Supporters of the blood sport say up to 16,000 jobs would be lost nationally, a figure hotly disputed by the Government as well as by the Campaign for the Protection of Hunted Animals which says the total would be nearer 1,000.

Baroness Mallalieu, insisting that the issues surrounding country sports were merely symbolic of a wider rural decline, called on the Government to help the communities.

The peer, who has previously accused Tony Blair of "playing party politics with people's lives", added: "If they are not given that help I think the countryside is at a crossroads.

"And it is going to become a dormitory and recreational area for the towns. The spirit of these communities will die in 10 years." The demonstrators, in flat caps and waxed jackets, brandished "Back off, Blair" and hunt banners as they paraded through the town centre, singing Rule Britannia and Land of Hope and Glory.

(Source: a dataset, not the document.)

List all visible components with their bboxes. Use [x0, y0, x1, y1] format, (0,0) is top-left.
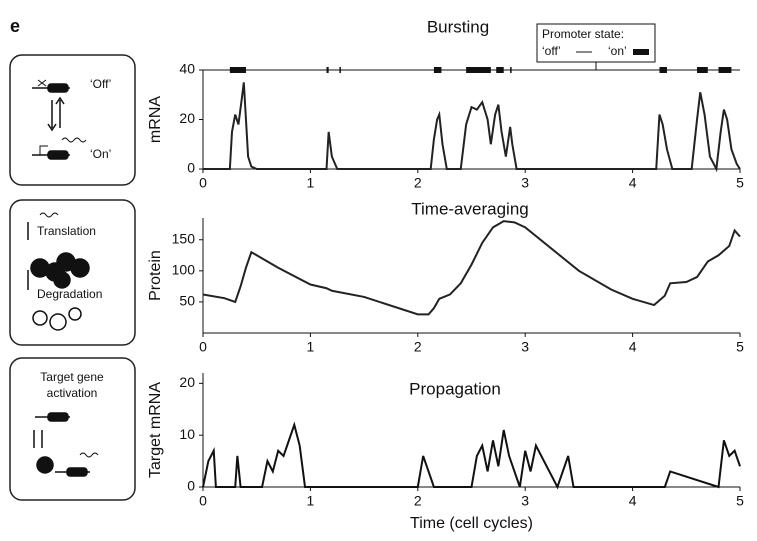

Anti-hunt activists hurled angry accusations from behind police crowd barriers and five women, carrying banners and blowing whistles and a hunting horn, rushed to the front of the march. But the activists were quickly separated by police and no violence was reported.

Richard Burge, chief executive of the Countryside Alliance, said : "We may be a minority but we are a powerful and determined minority and we will make our views heard."

Supporters have staged demonstrations in Bourne-mouth, Norwich, Birmingham and Newcastle. The final march is planned for Cardiff on 10 November, highlighting issues ahead of the Queen's speech the following week.

Mal Treharne, one of the organisers, said the hunting issue had been the "final straw" which had "incensed" countryside supporters to take action. "We believe a reasonable Government should understand its policies are ravaging our rural communities," he added.